Today according to Google’s transparency report, up to 99% of web pages loaded by Google Chrome are viewed over the HTTPS protocol. This is the result of a campaign called ‘HTTPS everywhere’ that was started in 2016 by Google. Its objective is to encrypt all the web traffic. This talk will show why HTTPS doesn't yet provide enough assurance to web users about the security of their web transactions. It will start by demonstrating the transformation of web PKI from a trust-based system into a risk-based system. It will explain why the initial trust based system resulted in a broken security system, and how recent improvements have changed the general strategy into a partial risk-based system. However, different research challenges still need to be addressed in order to transform it into a fully risk-based system that would allow insurance companies to enter the web PKI market in order to protect web users from unexpected losses. These research challenges will be discussed and finally our research contributions conducted in the web PKI area will be described.
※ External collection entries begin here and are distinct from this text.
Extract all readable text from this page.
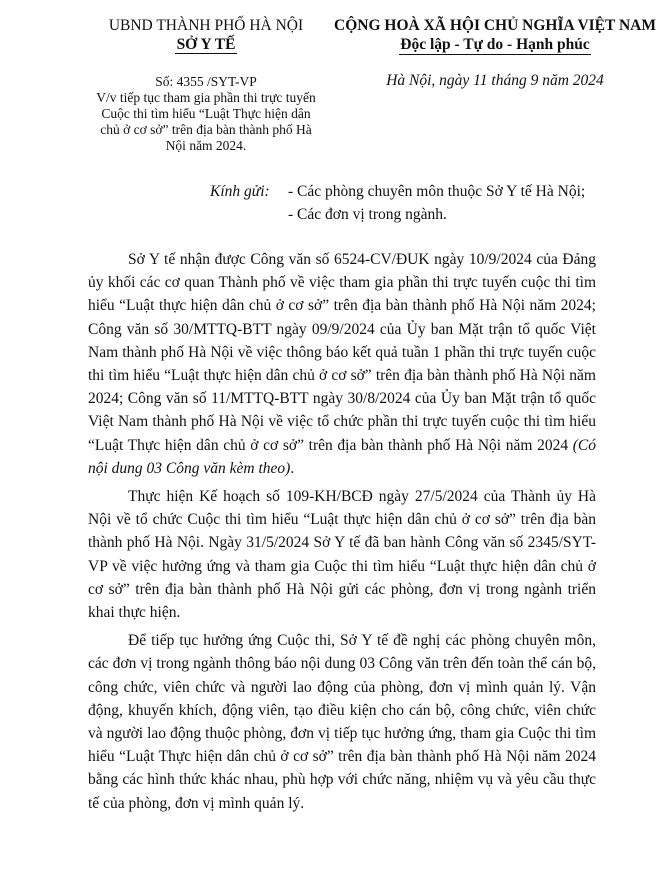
UBND THÀNH PHỐ HÀ NỘI
SỞ Y TẾ
Số: 4355 /SYT-VP
V/v tiếp tục tham gia phần thi trực tuyến Cuộc thi tìm hiểu “Luật Thực hiện dân chủ ở cơ sở” trên địa bàn thành phố Hà Nội năm 2024.
CỘNG HOÀ XÃ HỘI CHỦ NGHĨA VIỆT NAM
Độc lập - Tự do - Hạnh phúc
Hà Nội, ngày 11 tháng 9 năm 2024
Kính gửi: - Các phòng chuyên môn thuộc Sở Y tế Hà Nội;
- Các đơn vị trong ngành.

Sở Y tế nhận được Công văn số 6524-CV/ĐUK ngày 10/9/2024 của Đảng ủy khối các cơ quan Thành phố về việc tham gia phần thi trực tuyến cuộc thi tìm hiểu “Luật thực hiện dân chủ ở cơ sở” trên địa bàn thành phố Hà Nội năm 2024; Công văn số 30/MTTQ-BTT ngày 09/9/2024 của Ủy ban Mặt trận tổ quốc Việt Nam thành phố Hà Nội về việc thông báo kết quả tuần 1 phần thi trực tuyến cuộc thi tìm hiểu “Luật thực hiện dân chủ ở cơ sở” trên địa bàn thành phố Hà Nội năm 2024; Công văn số 11/MTTQ-BTT ngày 30/8/2024 của Ủy ban Mặt trận tổ quốc Việt Nam thành phố Hà Nội về việc tổ chức phần thi trực tuyến cuộc thi tìm hiểu “Luật Thực hiện dân chủ ở cơ sở” trên địa bàn thành phố Hà Nội năm 2024 (Có nội dung 03 Công văn kèm theo).

Thực hiện Kế hoạch số 109-KH/BCĐ ngày 27/5/2024 của Thành ủy Hà Nội về tổ chức Cuộc thi tìm hiểu “Luật thực hiện dân chủ ở cơ sở” trên địa bàn thành phố Hà Nội. Ngày 31/5/2024 Sở Y tế đã ban hành Công văn số 2345/SYT-VP về việc hưởng ứng và tham gia Cuộc thi tìm hiểu “Luật thực hiện dân chủ ở cơ sở” trên địa bàn thành phố Hà Nội gửi các phòng, đơn vị trong ngành triển khai thực hiện.

Để tiếp tục hưởng ứng Cuộc thi, Sở Y tế đề nghị các phòng chuyên môn, các đơn vị trong ngành thông báo nội dung 03 Công văn trên đến toàn thể cán bộ, công chức, viên chức và người lao động của phòng, đơn vị mình quản lý. Vận động, khuyến khích, động viên, tạo điều kiện cho cán bộ, công chức, viên chức và người lao động thuộc phòng, đơn vị tiếp tục hưởng ứng, tham gia Cuộc thi tìm hiểu “Luật Thực hiện dân chủ ở cơ sở” trên địa bàn thành phố Hà Nội năm 2024 bằng các hình thức khác nhau, phù hợp với chức năng, nhiệm vụ và yêu cầu thực tế của phòng, đơn vị mình quản lý.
Ahmad Samer Wazan is an Associate professor at Zayed University in CTI college. His research topics include trust management, PKIs, Access Control, OS security, and security requirement engineering. Between 2007 and 2011, he led a research project that defined a new trust model for X.509 standard by adding a new entity called Trust Broker. The proposal is now included in the 2016 edition of the X.509 standard. He also participated with other researchers from the UK and France in implementing the first proof of concept verifiable credential system. In addition, he recently conducted a new research project that proposed a new command called sr (switch role) that intends to replace the command sudo in a Linux environment (https://github.com/SamerW/RootAsRole). He is currently on a secondment from Toulouse University to Zayed university. Industrially, Mr. Wazan has worked with the founder of souq.com (Ronaldo Mouchawar ) between 2003 and 2006 as a web developer and security analyst. In 2004, Mr. Wazan was awarded by Ronaldo Mouchawar the prize of the best employee.